With luck, and soon rain, the lilacs will burst on the scene in due time, eager to swamp the senses with buxom inflorescence and heavy odor.  Today, Puschkinia and hyacinth lure me in, tomorrow beaten senseless by lilacs.  It's a sensuous life, but somebody's got to live it.


Wednesday, April 6, 2011

Puschkinia Perfume

I bless the good  fortune, ten years now in the past, that allowed me to find and  try a few bulbs of Puschkinia scilloides var. libanotica, commonly known as Striped Squill.  I am always partial to the sky-blue Scilla sp. family and I am always on the lookout for species bulbs that will survive the wind and wayward Kansas Spring.  These minor bulbs (as Elizabeth Lawrence referred to them) are a match made in the heavens for my garden.

Puschkinia  are small bulbs of the hyacinth family that one website claims have been "gardened" since 1808, but I'm sure that must be the Western history of gardening with these Turkish natives.  Growing only 6 inches tall, a decent-sized clump at a distance looks primarily like a white ground-hugging blob, but up close, the beauty of these little guys is striking.  It took several years for this bulb to "grow" on me since I started with such a small clump,  but they have begun to spread on their own through the bed I planted them in, and they've now earned a permanent place in my garden.  VanBloem lists them as being hardy to USDA Zone 7-8, but they've survived and spread 10 years in my Zone 5 garden.  They also come in a completely white form, but these are harder to find and are probably undistinguished in terms of garden impact.  I've had enough lately of pure white mutant forms of otherwise spectacular flowers.

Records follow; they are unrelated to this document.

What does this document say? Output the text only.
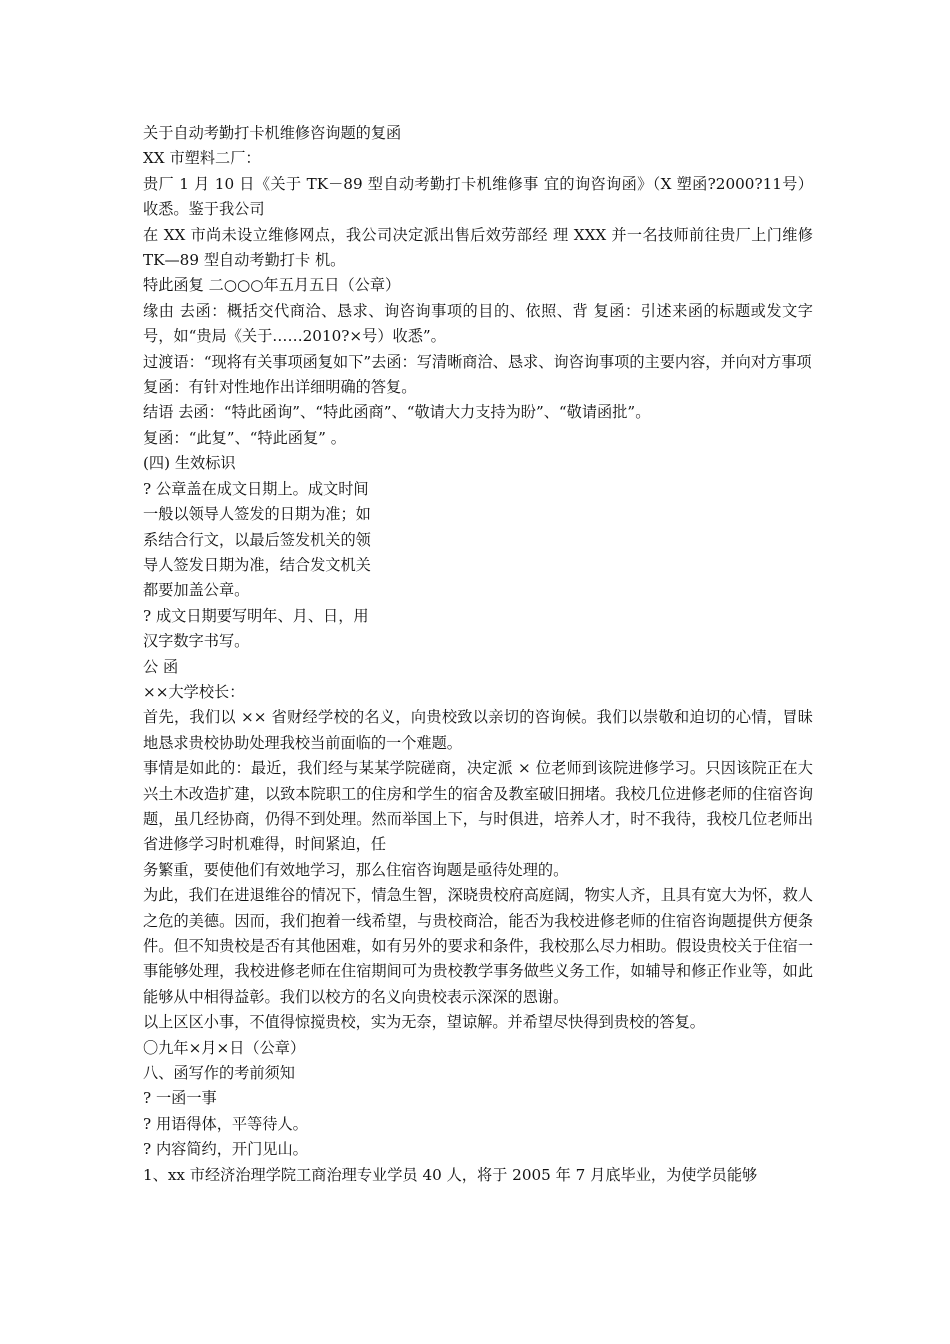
关于自动考勤打卡机维修咨询题的复函
XX 市塑料二厂：
贵厂 1 月 10 日《关于 TK－89 型自动考勤打卡机维修事 宜的询咨询函》（X 塑函?2000?11号）收悉。鉴于我公司
在 XX 市尚未设立维修网点，我公司决定派出售后效劳部经 理 XXX 并一名技师前往贵厂上门维修 TK—89 型自动考勤打卡 机。
特此函复 二○○○年五月五日（公章）
缘由 去函：概括交代商洽、恳求、询咨询事项的目的、依照、背 复函：引述来函的标题或发文字号，如“贵局《关于……2010?×号）收悉”。
过渡语：“现将有关事项函复如下”去函：写清晰商洽、恳求、询咨询事项的主要内容，并向对方事项
复函：有针对性地作出详细明确的答复。
结语 去函：“特此函询”、“特此函商”、“敬请大力支持为盼”、“敬请函批”。
复函：“此复”、“特此函复” 。
(四) 生效标识
? 公章盖在成文日期上。成文时间
一般以领导人签发的日期为准；如
系结合行文，以最后签发机关的领
导人签发日期为准，结合发文机关
都要加盖公章。
? 成文日期要写明年、月、日，用
汉字数字书写。
公 函
××大学校长：
首先，我们以 ×× 省财经学校的名义，向贵校致以亲切的咨询候。我们以崇敬和迫切的心情，冒昧地恳求贵校协助处理我校当前面临的一个难题。
事情是如此的：最近，我们经与某某学院磋商，决定派 × 位老师到该院进修学习。只因该院正在大兴土木改造扩建，以致本院职工的住房和学生的宿舍及教室破旧拥堵。我校几位进修老师的住宿咨询题，虽几经协商，仍得不到处理。然而举国上下，与时俱进，培养人才，时不我待，我校几位老师出省进修学习时机难得，时间紧迫，任
务繁重，要使他们有效地学习，那么住宿咨询题是亟待处理的。
为此，我们在进退维谷的情况下，情急生智，深晓贵校府高庭阔，物实人齐，且具有宽大为怀，救人之危的美德。因而，我们抱着一线希望，与贵校商洽，能否为我校进修老师的住宿咨询题提供方便条件。但不知贵校是否有其他困难，如有另外的要求和条件，我校那么尽力相助。假设贵校关于住宿一事能够处理，我校进修老师在住宿期间可为贵校教学事务做些义务工作，如辅导和修正作业等，如此能够从中相得益彰。我们以校方的名义向贵校表示深深的恩谢。
以上区区小事，不值得惊搅贵校，实为无奈，望谅解。并希望尽快得到贵校的答复。
〇九年×月×日（公章）
八、函写作的考前须知
? 一函一事
? 用语得体，平等待人。
? 内容简约，开门见山。
1、xx 市经济治理学院工商治理专业学员 40 人，将于 2005 年 7 月底毕业，为使学员能够
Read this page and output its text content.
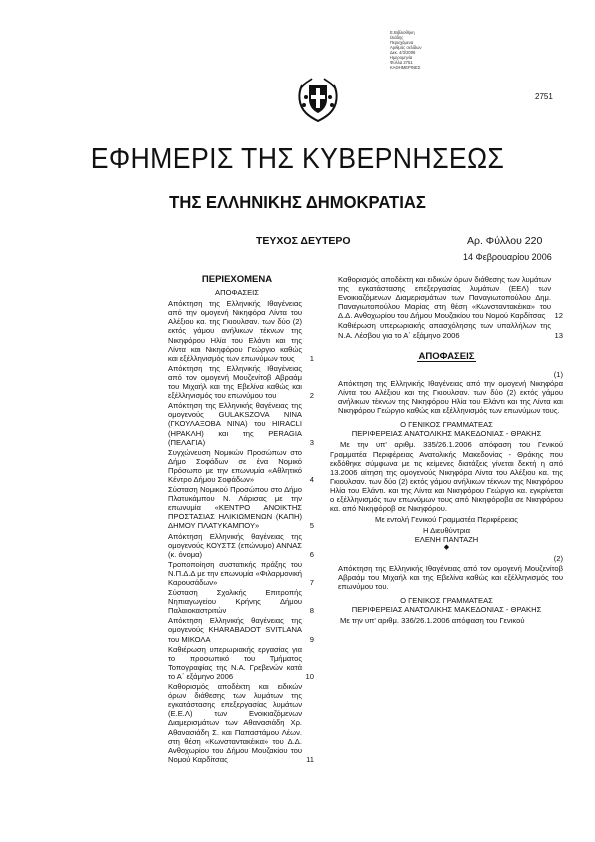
Ε.Βιβλιοθήκη
Ιλιάδης
Περιεχόμενα
Αριθμός σελίδων
Δεκ. 4/3/2006
Ημερομηνία
Φύλλα 2751
ΚΑΘΗΜΕΡΙΝΕΣ
2751
ΕΦΗΜΕΡΙΣ ΤΗΣ ΚΥΒΕΡΝΗΣΕΩΣ
ΤΗΣ ΕΛΛΗΝΙΚΗΣ ΔΗΜΟΚΡΑΤΙΑΣ
ΤΕΥΧΟΣ ΔΕΥΤΕΡΟ	Αρ. Φύλλου 220
14 Φεβρουαρίου 2006
ΠΕΡΙΕΧΟΜΕΝΑ
ΑΠΟΦΑΣΕΙΣ
Απόκτηση της Ελληνικής Ιθαγένειας από την ομογενή Νικηφόρα Λίντα του Αλέξιου κα. της Γκιουλσαν. των δύο (2) εκτός γάμου ανήλικων τέκνων της Νικηφόρου Ηλία του Ελάντι και της Λίντα και Νικηφόρου Γεώργιο καθώς και εξέλληνισμός των επωνύμων τους 1
Απόκτηση της Ελληνικής Ιθαγένειας από τον ομογενή Μουζενίτοβ Αβραάμ του Μιχαήλ και της Εβελίνα καθώς και εξέλληνισμός του επωνύμου του	2
Απόκτηση της Ελληνικής θαγένειας της ομογενούς GULAKSZOVA NINA (ΓΚΟΥΛΑΞΟΒΑ ΝΙΝΑ) του HIRACLI (ΗΡΑΚΛΗ) και της PERAGIA (ΠΕΛΑΓΙΑ)	3
Συγχώνευση Νομικών Προσώπων στο Δήμο Σοφάδων σε ένα Νομικό Πρόσωπο με την επωνυμία «Αθλητικό Κέντρο Δήμου Σοφάδων»	4
Σύσταση Νομικού Προσώπου στο Δήμο Πλατυκάμπου Ν. Λάρισας με την επωνυμία «ΚΕΝΤΡΟ ΑΝΟΙΚΤΗΣ ΠΡΟΣΤΑΣΙΑΣ ΗΛΙΚΙΩΜΕΝΩΝ (ΚΑΠΗ) ΔΗΜΟΥ ΠΛΑΤΥΚΑΜΠΟΥ»	5
Απόκτηση Ελληνικής θαγένειας της ομογενούς ΚΟΥΣΤΣ (επώνυμο) ΑΝΝΑΣ (κ. όνομα)	6
Τροποποίηση συστατικής πράξης του Ν.Π.Δ.Δ με την επωνυμία «Φιλαρμονική Καρουσάδων»	7
Σύσταση Σχολικής Επιτροπής Νηπιαγωγείου Κρήνης Δήμου Παλαιοκαστριτών	8
Απόκτηση Ελληνικής θαγένειας της ομογενούς KHARABADOT SVITLANA του ΜΙΚΟΛΑ	9
Καθιέρωση υπερωριακής εργασίας για το προσωπικό του Τμήματος Τοπογραφίας της Ν.Α. Γρεβενών κατά το Α΄ εξάμηνο 2006	10
Καθορισμός αποδέκτη και ειδικών όρων διάθεσης των λυμάτων της εγκατάστασης επεξεργασίας λυμάτων (Ε.Ε.Λ) των Ενοικιαζόμενων Διαμερισμάτων των Αθανασιάδη Χρ. Αθανασιάδη Σ. και Παπαστάμου Λέων. στη θέση «Κωνσταντακέικα» του Δ.Δ. Ανθοχωρίου του Δήμου Μουζακίου του Νομού Καρδίτσας	11
Καθορισμός αποδέκτη και ειδικών όρων διάθεσης των λυμάτων της εγκατάστασης επεξεργασίας λυμάτων (ΕΕΛ) των Ενοικιαζόμενων Διαμερισμάτων των Παναγιωτοπούλου Δημ. Παναγιωτοπούλου Μαρίας στη θέση «Κωνσταντακέικα» του Δ.Δ. Ανθοχωρίου του Δήμου Μουζακίου του Νομού Καρδίτσας 12
Καθιέρωση υπερωριακής απασχόλησης των υπαλλήλων της Ν.Α. Λέσβου για το Α΄ εξάμηνο 2006	13
ΑΠΟΦΑΣΕΙΣ
(1)
Απόκτηση της Ελληνικής Ιθαγένειας από την ομογενή Νικηφόρα Λίντα του Αλέξιου και της Γκιουλσαν. των δύο (2) εκτός γάμου ανήλικων τέκνων της Νικηφόρου Ηλία του Ελάντι και της Λίντα και Νικηφόρου Γεώργιο καθώς και εξέλληνισμός των επωνύμων τους.
Ο ΓΕΝΙΚΟΣ ΓΡΑΜΜΑΤΕΑΣ
ΠΕΡΙΦΕΡΕΙΑΣ ΑΝΑΤΟΛΙΚΗΣ ΜΑΚΕΔΟΝΙΑΣ - ΘΡΑΚΗΣ
Με την υπ' αριθμ. 335/26.1.2006 απόφαση του Γενικού Γραμματέα Περιφέρειας Ανατολικής Μακεδονίας - Θράκης που εκδόθηκε σύμφωνα με τις κείμενες διατάξεις γίνεται δεκτή η από 13.2006 αίτηση της ομογενούς Νικηφόρα Λίντα του Αλέξιου κα. της Γκιουλσαν. των δύο (2) εκτός γάμου ανήλικων τέκνων της Νικηφόρου Ηλία του Ελάντι. και της Λίντα και Νικηφόρου Γεώργιο κα. εγκρίνεται ο εξέλληνισμός των επωνύμων τους από Νικηφόροβα σε Νικηφόρου κα. από Νικηφόροβ σε Νικηφόρου.
Με εντολή Γενικού Γραμματέα Περιφέρειας
Η Διευθύντρια
ΕΛΕΝΗ ΠΑΝΤΑΖΗ
◆
(2)
Απόκτηση της Ελληνικής Ιθαγένειας από τον ομογενή Μουζενίτοβ Αβραάμ του Μιχαήλ και της Εβελίνα καθώς και εξέλληνισμός του επωνύμου του.
Ο ΓΕΝΙΚΟΣ ΓΡΑΜΜΑΤΕΑΣ
ΠΕΡΙΦΕΡΕΙΑΣ ΑΝΑΤΟΛΙΚΗΣ ΜΑΚΕΔΟΝΙΑΣ - ΘΡΑΚΗΣ
Με την υπ' αριθμ. 336/26.1.2006 απόφαση του Γενικού
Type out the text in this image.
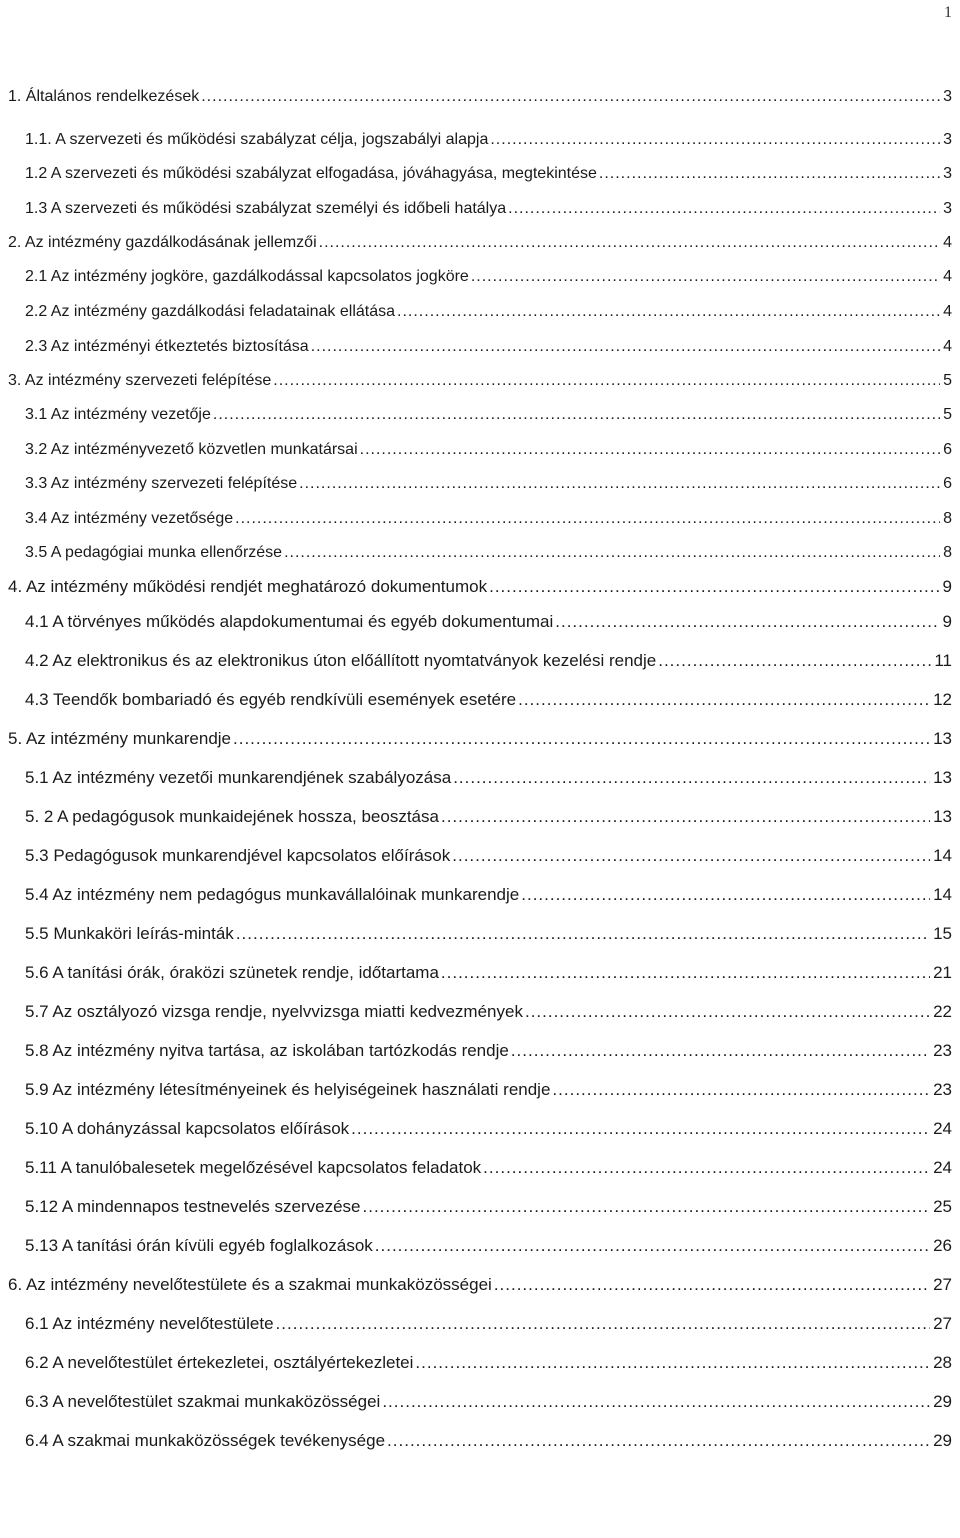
1
1. Általános rendelkezések .....	3
1.1. A szervezeti és működési szabályzat célja, jogszabályi alapja .....	3
1.2 A szervezeti és működési szabályzat elfogadása, jóváhagyása, megtekintése .....	3
1.3 A szervezeti és működési szabályzat személyi és időbeli hatálya .....	3
2. Az intézmény gazdálkodásának jellemzői .....	4
2.1 Az intézmény jogköre, gazdálkodással kapcsolatos jogköre .....	4
2.2 Az intézmény gazdálkodási feladatainak ellátása .....	4
2.3 Az intézményi étkeztetés biztosítása .....	4
3. Az intézmény szervezeti felépítése .....	5
3.1 Az intézmény vezetője .....	5
3.2 Az intézményvezető közvetlen munkatársai .....	6
3.3 Az intézmény szervezeti felépítése .....	6
3.4 Az intézmény vezetősége .....	8
3.5 A pedagógiai munka ellenőrzése .....	8
4. Az intézmény működési rendjét meghatározó dokumentumok .....	9
4.1 A törvényes működés alapdokumentumai és egyéb dokumentumai .....	9
4.2 Az elektronikus és az elektronikus úton előállított nyomtatványok kezelési rendje .....	11
4.3 Teendők bombariadó és egyéb rendkívüli események esetére .....	12
5. Az intézmény munkarendje .....	13
5.1 Az intézmény vezetői munkarendjének szabályozása .....	13
5. 2 A pedagógusok munkaidejének hossza, beosztása .....	13
5.3 Pedagógusok munkarendjével kapcsolatos előírások .....	14
5.4 Az intézmény nem pedagógus munkavállalóinak munkarendje .....	14
5.5 Munkaköri leírás-minták .....	15
5.6 A tanítási órák, óraközi szünetek rendje, időtartama .....	21
5.7 Az osztályozó vizsga rendje, nyelvvizsga miatti kedvezmények .....	22
5.8 Az intézmény nyitva tartása, az iskolában tartózkodás rendje .....	23
5.9 Az intézmény létesítményeinek és helyiségeinek használati rendje .....	23
5.10 A dohányzással kapcsolatos előírások .....	24
5.11 A tanulóbalesetek megelőzésével kapcsolatos feladatok .....	24
5.12 A mindennapos testnevelés szervezése .....	25
5.13 A tanítási órán kívüli egyéb foglalkozások .....	26
6. Az intézmény nevelőtestülete és a szakmai munkaközösségei .....	27
6.1 Az intézmény nevelőtestülete .....	27
6.2 A nevelőtestület értekezletei, osztályértekezletei .....	28
6.3 A nevelőtestület szakmai munkaközösségei .....	29
6.4 A szakmai munkaközösségek tevékenysége .....	29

I didn't know until yesterday that they were also scented, but if you lay on the ground and bury your nose in the clump, they have a very sweet, but not overpowering scent.  I am personally put off by the strong odor of so-called Dutch Hyacinths (Hyacinthus orientalis) up close, and can't eat with a Dutch Hyacinth or Oriental Lily smelling up  the room,  but I appreciate the more delicate scents of these hyacinth-relations.  I suppose you could also cut these somewhat waxy flowers and raise them up to your nose rather than  flatten yourself down to their level to sample their aroma, but then, that would be cheating and would deprive you of experiencing another world, a little world, where these flowers are the gardening universe of their surroundings.